Comentando el tema con un amigo por el que siento un especial respeto intelectual, volví a recibir la amonestación de que yo juzgo los hechos del pasado bajo la óptica del presente. El breve debate me dejó pensando (me dejó cabezón, dirían los colombianos, pero tratándose de un yucateco no sé si eso sería redundante o exagerado). El argumento apela a un elemento de realidad: no existiendo ni valores universales ni derechos naturales, la calificación ética en las diversas sociedades y momentos de la Historia es extraordinariamente cambiante; sin embargo, no puedo sino discrepar de la conclusión, es decir, que esa calificación ética no se pueda hacer con cánones distintos a los de los actores en su tiempo.

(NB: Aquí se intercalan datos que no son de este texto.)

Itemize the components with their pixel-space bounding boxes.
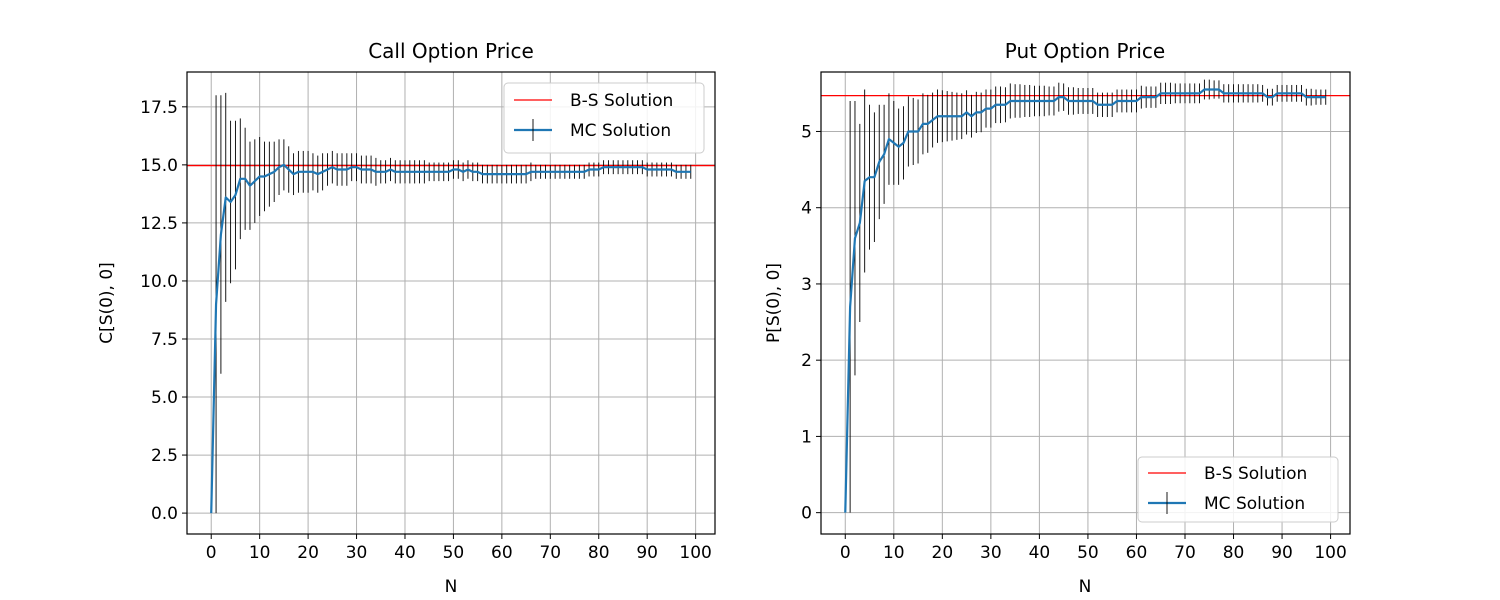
call-plot-frame — [186, 71, 716, 535]
call-x-tick-label: 70 — [539, 543, 561, 563]
put-y-tick-label: 3 — [801, 275, 812, 295]
call-chart-title: Call Option Price — [368, 39, 534, 63]
call-y-tick-label: 5.0 — [151, 388, 178, 408]
call-y-tick-label: 7.5 — [151, 330, 178, 350]
call-y-tick-label: 0.0 — [151, 504, 178, 524]
call-mc-series-line — [210, 163, 691, 514]
put-y-axis-label: P[S(0), 0] — [764, 263, 784, 343]
put-ticks: 0 10 20 30 40 50 60 70 80 90 100 0 1 2 3 4 5 — [801, 122, 1347, 563]
put-y-tick-label: 5 — [801, 122, 812, 142]
put-x-tick-label: 10 — [883, 543, 905, 563]
put-mc-series-line — [844, 88, 1326, 513]
put-x-tick-label: 80 — [1223, 543, 1245, 563]
call-x-tick-label: 10 — [249, 543, 271, 563]
call-x-tick-label: 20 — [297, 543, 319, 563]
put-option-panel: Put Option Price N P[S(0), 0] 0 10 20 30 40 5… — [764, 39, 1351, 597]
call-y-tick-label: 10.0 — [140, 272, 178, 292]
put-y-tick-label: 0 — [801, 504, 812, 524]
call-x-tick-label: 90 — [636, 543, 658, 563]
put-legend-box — [1137, 456, 1339, 523]
call-x-tick-label: 80 — [588, 543, 610, 563]
call-y-axis-label: C[S(0), 0] — [97, 262, 117, 344]
put-plot-frame — [820, 71, 1351, 535]
put-legend-bs-label: B-S Solution — [1204, 464, 1307, 484]
put-legend: B-S Solution MC Solution — [1137, 456, 1339, 523]
put-x-axis-label: N — [1079, 577, 1092, 597]
put-legend-mc-label: MC Solution — [1204, 494, 1305, 514]
put-y-tick-label: 4 — [801, 199, 812, 219]
call-legend-mc-label: MC Solution — [570, 121, 671, 141]
call-x-tick-label: 0 — [206, 543, 217, 563]
put-y-tick-label: 1 — [801, 427, 812, 447]
call-option-panel: Call Option Price N C[S(0), 0] 0 10 20 30 40… — [97, 39, 716, 597]
call-y-tick-label: 17.5 — [140, 98, 178, 118]
put-x-tick-label: 90 — [1271, 543, 1293, 563]
put-series-line-group — [844, 88, 1326, 513]
call-series-line-group — [210, 163, 691, 514]
call-x-tick-label: 40 — [394, 543, 416, 563]
call-legend-box — [503, 82, 705, 154]
put-x-tick-label: 60 — [1126, 543, 1148, 563]
call-x-tick-label: 60 — [491, 543, 513, 563]
call-ticks: 0 10 20 30 40 50 60 70 80 90 100 0.0 2.5 5.0 7.5 10.0 12… — [140, 98, 712, 563]
put-y-tick-label: 2 — [801, 351, 812, 371]
call-x-tick-label: 100 — [679, 543, 711, 563]
call-y-tick-label: 12.5 — [140, 214, 178, 234]
put-x-tick-label: 70 — [1174, 543, 1196, 563]
call-x-tick-label: 50 — [443, 543, 465, 563]
call-x-axis-label: N — [445, 577, 458, 597]
put-x-tick-label: 100 — [1314, 543, 1346, 563]
call-y-tick-label: 15.0 — [140, 156, 178, 176]
put-x-tick-label: 30 — [980, 543, 1002, 563]
put-chart-title: Put Option Price — [1005, 39, 1165, 63]
put-x-tick-label: 50 — [1077, 543, 1099, 563]
call-y-tick-label: 2.5 — [151, 446, 178, 466]
put-x-tick-label: 0 — [840, 543, 851, 563]
put-x-tick-label: 20 — [932, 543, 954, 563]
put-x-tick-label: 40 — [1029, 543, 1051, 563]
call-x-tick-label: 30 — [346, 543, 368, 563]
call-legend: B-S Solution MC Solution — [503, 82, 705, 154]
call-legend-bs-label: B-S Solution — [570, 91, 673, 111]
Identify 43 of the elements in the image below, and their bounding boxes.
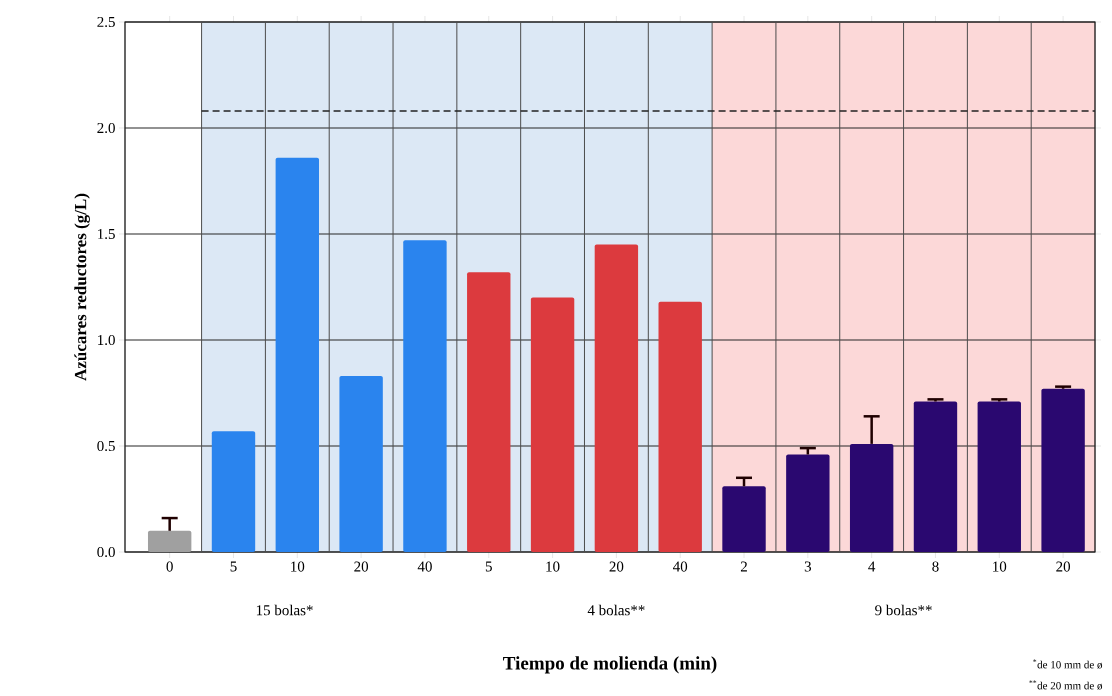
bar	[786, 454, 830, 552]
bar	[977, 401, 1021, 552]
bar	[913, 401, 958, 552]
x-tick-label: 40	[673, 561, 688, 572]
x-tick-label: 8	[932, 561, 939, 572]
x-tick-label: 0	[166, 561, 173, 572]
bar	[849, 443, 894, 552]
y-tick-label: 1.5	[98, 228, 115, 240]
x-tick-label: 40	[417, 561, 432, 572]
x-tick-label: 4	[868, 561, 876, 572]
x-axis-title: Tiempo de molienda (min)	[503, 656, 717, 674]
text: 9 bolas**	[875, 604, 932, 616]
bar	[658, 301, 702, 552]
y-tick-label: 2.0	[97, 122, 115, 134]
y-tick-label: 0.0	[97, 546, 115, 558]
text: 15 bolas*	[256, 604, 313, 616]
bar	[530, 297, 575, 552]
bar	[403, 240, 447, 552]
x-tick-label: 2	[740, 561, 747, 572]
text: $^{**}$de 20 mm de ø	[1029, 680, 1103, 690]
x-tick-label: 10	[993, 561, 1007, 572]
x-tick-label: 3	[804, 561, 812, 572]
text: $^{*}$de 10 mm de ø	[1033, 659, 1103, 669]
bar	[722, 486, 766, 552]
x-tick-label: 5	[230, 561, 237, 572]
x-tick-label: 20	[1056, 561, 1071, 572]
x-tick-label: 20	[609, 561, 624, 572]
bar	[275, 157, 319, 552]
x-tick-label: 10	[546, 561, 560, 572]
bar	[339, 376, 383, 552]
y-axis-title: Azúcares reductores (g/L)	[74, 193, 90, 381]
bar	[211, 431, 256, 552]
bar	[467, 272, 511, 552]
x-tick-label: 5	[485, 561, 492, 572]
y-tick-label: 0.5	[97, 440, 115, 452]
x-tick-label: 10	[291, 561, 305, 572]
bar	[147, 530, 192, 552]
y-tick-label: 2.5	[97, 16, 115, 28]
x-tick-label: 20	[354, 561, 369, 572]
bar	[594, 244, 639, 552]
y-tick-label: 1.0	[98, 334, 115, 346]
text: 4 bolas**	[587, 604, 645, 616]
bar	[1041, 388, 1085, 552]
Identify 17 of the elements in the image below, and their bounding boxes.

Mi primera consideración es que es falaz hablar de, en este caso, los valores sociales del siglo XVI. No hay un conjunto de valores consensuales del siglo XVI, y mucho menos que además fueran compartidos por las distintas sociedades involucradas en el proceso de colonización de América, incluyendo conquistadores y conquistados. En los distintos Estados y sociedades americanos atacados existían normas, leyes y valores evidentemente distintos de los de los invasores. Quemarles los pies al Emperador y a su heredero desde luego no era visto como normal por los aztecas, y por supuesto se oponía a las leyes del Imperio. Violar mujeres no era bien visto y era ilegal de uno y otro lado del mar, independientemente que fuera práctica generalizada de los españoles en aquella América. Es decir, en el siglo XVI, como en el XXI, existía una diversidad contradictoria de valores sociales, humanos y jurídicos, que impide argumentar que los actos de los conquistadores no son reprobables porque se ajustaban a la ética de la época. Reducida al absurdo esta concepción significa, entre muchas otras cosas, que el bestial exterminio de judíos a manos del Estado alemán sólo puede ser valorado desde la perspectiva de los valores y leyes de la Alemania nazi; el martirio del pueblo palestino desde la óptica oficial de Israel; o las invasiones y masacres de los Estados Unidos desde la perspectiva del Destino manifiesto.

Mi segunda consideración es que el horizonte de lo ético es mucho más amplio que el de lo legal, de forma tal que distintos actos de brutalidad humana y de explotación económica sí pueden legítimamente valorarse desde perspectivas humanas más amplias y variables. La esclavitud, por ejemplo, ha existido legal e ilegalmente en largos períodos históricos, pero en cada uno de ellos sus víctimas se han resistido heterogéneamente a ella, contradiciendo la idea de un sólo conjunto de valores en cada momento, eliminándola cuando han podido, y generando el consenso contemporáneo, al menos declarativo, de su ilegitimidad como relación social.

Seguiré pues viendo una gigantesca contradicción por indignarse frente a insultos religiosos al tiempo que se le erigen monumentos a los peores genocidas que han pisado estas tierras y que, por cierto, actuaban en franca contradicción con la doctrina cristiana a la cual se afiliaban.